З–з–з-з! — звенела шлифовальная машинка Сени–школьника, он зачищал за сварщиком швы.
Ш–ш–ш! — шипел воздухом шланг в руках Панкратова, выдувая стружку из только что просверленных отверстий.
Р–р–р-р! — ревела дрель в руках у Андрюхи.
Пашка, дубася кувалдой по искривившейся стойке электрического шкафчика и выпрямляя ее, думал: «Эх, раздавить бы сейчас полбанки да завалиться бы спать! К хренам измотался!.. Но и получу за этот месяц сотни две с половиной наверняка. Да еще премия, если успеем… Оно, конечно, и тяжело, но, с другой стороны, — выгодно. Так–то черта с два лишнее заплатят, а вот когда припрет, когда план горит, тут уж раскошеливайся, брат бухгалтер! Загибаться задаром — ищите дураков! Самое малое — две с половиной. На меньшее не согласен. Сходить выпить хоть газировки, что ли… В горле да и в брюхе пересохло. Жарища здесь, как в пекле!..»
А Сеню–школьника, бывшего круглого троечника, так и подмывало захныкать, завыть от слабости: «Распроклятый завод! Распроклятая машина! Все кишки вымотала. Ноги, руки отваливаются. Духота. Спину щиплет от пота — противно. Мокрый, как мышь…»

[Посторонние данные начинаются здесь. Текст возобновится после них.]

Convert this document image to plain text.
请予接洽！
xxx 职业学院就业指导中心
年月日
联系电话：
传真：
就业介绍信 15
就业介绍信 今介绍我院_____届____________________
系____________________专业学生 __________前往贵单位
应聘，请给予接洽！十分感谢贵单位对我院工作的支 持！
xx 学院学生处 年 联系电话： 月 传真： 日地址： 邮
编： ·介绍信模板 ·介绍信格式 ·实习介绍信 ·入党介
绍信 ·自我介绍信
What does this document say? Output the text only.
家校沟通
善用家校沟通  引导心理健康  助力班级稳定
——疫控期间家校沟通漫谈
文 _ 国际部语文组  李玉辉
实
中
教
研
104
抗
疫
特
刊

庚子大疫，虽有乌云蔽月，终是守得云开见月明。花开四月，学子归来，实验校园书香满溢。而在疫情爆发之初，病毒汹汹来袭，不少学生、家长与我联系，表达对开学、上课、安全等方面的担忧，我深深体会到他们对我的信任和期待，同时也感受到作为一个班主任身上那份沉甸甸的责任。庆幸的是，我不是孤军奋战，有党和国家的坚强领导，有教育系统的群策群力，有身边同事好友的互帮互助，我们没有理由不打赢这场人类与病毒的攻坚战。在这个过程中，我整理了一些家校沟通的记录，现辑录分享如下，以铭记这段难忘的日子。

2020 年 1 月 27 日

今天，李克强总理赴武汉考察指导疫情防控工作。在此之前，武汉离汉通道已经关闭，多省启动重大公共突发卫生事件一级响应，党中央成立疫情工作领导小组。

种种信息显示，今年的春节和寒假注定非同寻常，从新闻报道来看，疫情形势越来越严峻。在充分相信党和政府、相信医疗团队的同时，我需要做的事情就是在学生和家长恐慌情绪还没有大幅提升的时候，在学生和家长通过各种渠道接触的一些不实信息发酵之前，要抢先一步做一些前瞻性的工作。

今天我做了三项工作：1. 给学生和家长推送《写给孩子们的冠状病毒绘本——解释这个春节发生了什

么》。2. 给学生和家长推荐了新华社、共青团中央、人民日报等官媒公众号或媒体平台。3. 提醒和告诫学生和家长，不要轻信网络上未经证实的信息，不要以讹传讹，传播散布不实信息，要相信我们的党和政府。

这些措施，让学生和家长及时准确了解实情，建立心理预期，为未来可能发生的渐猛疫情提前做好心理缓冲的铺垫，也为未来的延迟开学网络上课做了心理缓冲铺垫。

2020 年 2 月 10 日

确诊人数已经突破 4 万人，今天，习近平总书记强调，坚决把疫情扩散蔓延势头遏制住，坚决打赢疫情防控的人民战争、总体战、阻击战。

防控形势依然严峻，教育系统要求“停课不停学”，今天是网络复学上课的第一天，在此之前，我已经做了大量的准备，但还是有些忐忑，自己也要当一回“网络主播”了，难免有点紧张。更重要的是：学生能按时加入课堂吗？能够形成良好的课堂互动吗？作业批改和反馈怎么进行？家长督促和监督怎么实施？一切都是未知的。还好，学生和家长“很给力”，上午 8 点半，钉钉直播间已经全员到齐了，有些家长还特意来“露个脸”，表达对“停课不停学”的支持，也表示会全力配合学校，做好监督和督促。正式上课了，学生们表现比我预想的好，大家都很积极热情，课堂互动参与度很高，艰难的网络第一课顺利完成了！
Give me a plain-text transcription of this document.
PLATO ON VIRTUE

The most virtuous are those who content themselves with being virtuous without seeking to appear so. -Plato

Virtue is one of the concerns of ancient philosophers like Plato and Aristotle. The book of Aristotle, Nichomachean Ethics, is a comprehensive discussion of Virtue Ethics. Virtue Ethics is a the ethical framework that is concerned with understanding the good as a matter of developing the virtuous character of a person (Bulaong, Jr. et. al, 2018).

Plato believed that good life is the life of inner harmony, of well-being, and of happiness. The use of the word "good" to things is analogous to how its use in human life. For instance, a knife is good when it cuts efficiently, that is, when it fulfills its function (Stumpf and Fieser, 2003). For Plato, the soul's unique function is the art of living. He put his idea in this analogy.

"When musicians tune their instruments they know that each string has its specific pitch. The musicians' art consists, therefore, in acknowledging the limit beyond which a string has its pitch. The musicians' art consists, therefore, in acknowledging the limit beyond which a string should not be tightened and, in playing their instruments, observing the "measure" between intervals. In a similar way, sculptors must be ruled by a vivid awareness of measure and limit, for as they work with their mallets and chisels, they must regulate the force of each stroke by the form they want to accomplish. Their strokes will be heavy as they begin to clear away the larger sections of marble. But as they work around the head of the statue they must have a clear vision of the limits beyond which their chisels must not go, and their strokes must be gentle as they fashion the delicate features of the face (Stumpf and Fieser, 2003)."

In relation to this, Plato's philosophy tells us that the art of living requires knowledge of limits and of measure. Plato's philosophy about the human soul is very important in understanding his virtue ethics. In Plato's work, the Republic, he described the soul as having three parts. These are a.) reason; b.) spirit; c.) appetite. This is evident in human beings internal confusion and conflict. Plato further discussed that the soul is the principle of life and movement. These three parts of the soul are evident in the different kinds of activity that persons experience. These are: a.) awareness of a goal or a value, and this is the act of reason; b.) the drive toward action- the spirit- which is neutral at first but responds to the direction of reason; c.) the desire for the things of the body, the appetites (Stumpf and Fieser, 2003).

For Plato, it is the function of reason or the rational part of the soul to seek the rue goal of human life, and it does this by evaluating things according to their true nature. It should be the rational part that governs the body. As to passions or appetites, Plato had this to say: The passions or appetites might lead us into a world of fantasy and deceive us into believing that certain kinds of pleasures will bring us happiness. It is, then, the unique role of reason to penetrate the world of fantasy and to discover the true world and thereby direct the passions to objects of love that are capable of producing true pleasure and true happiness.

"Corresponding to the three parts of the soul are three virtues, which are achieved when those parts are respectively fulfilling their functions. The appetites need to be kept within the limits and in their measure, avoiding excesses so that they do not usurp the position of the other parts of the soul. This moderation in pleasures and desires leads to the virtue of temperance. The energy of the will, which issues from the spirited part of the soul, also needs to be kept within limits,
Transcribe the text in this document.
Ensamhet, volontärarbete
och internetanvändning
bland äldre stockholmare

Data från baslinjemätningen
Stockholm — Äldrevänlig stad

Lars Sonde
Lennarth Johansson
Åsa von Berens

Шура Панкратов лежал на спине под машиной и затягивал шпильки. Затянул одну шпильку — девять копеек, еще одну — еще девять. Рука на весу уставала и то и дело сама опускалась, падала на грязные торцы. Тогда Панкратов лежал с закрытыми глазами и вспоминал «вольную жизнь»…
Каждую зиму, он, Панкратов, «перекантовывался» на каком–нибудь заводе, а по весне, как только подуют теплые ветры, брал расчет и уходил на север с геологами, лесоустроителями или нанимался с бригадой таких же «вольных людей» строить в колхозах скотные дворы.
Так, думал, будет и этой весной. А вышло совсем по–другому: все экспедиции давно ушли в тайгу, утащились в низовья баржи–лесовозы, а он, Панкратов, все еще торчит в этом поганом цехе…
Это все она, эта рыжая стерва со своими гладкими коленками!.. До сих пор он, Шура Панкратов, знал только покладистых поварих, плечистых разбитных бабенок с лесозаготовок, ну, еще деревенских дур. А эта… будто бы и не из мяса, будто воздушная!.. Все смешалось, все планы и мысли… Возмечтав жениться, он перво–наперво решил купить кооперативную квартиру, ради чего даже пить бросил, стал беречь всякую копейку…
Ничего не хочет она от него, ничего. Это теперь яснее ясного…
И откуда он взялся, этот фраер студент? И чем он купил ее? Чем купил он всю бригаду?.. Надо оставить ему память, когда буду уходить. Чтоб помнил Шуру Панкратова, долго помнил. И мастеру надо оставить память…
«Да и все они тут косятся на меня, я же вижу… Чужой я им. Везде чужой… Вот взять бы да и подохнуть здесь, под машиной… Как шпилька, так девять копеек — ха!»
«Что бы сделать?.. Что бы такое сделать?..»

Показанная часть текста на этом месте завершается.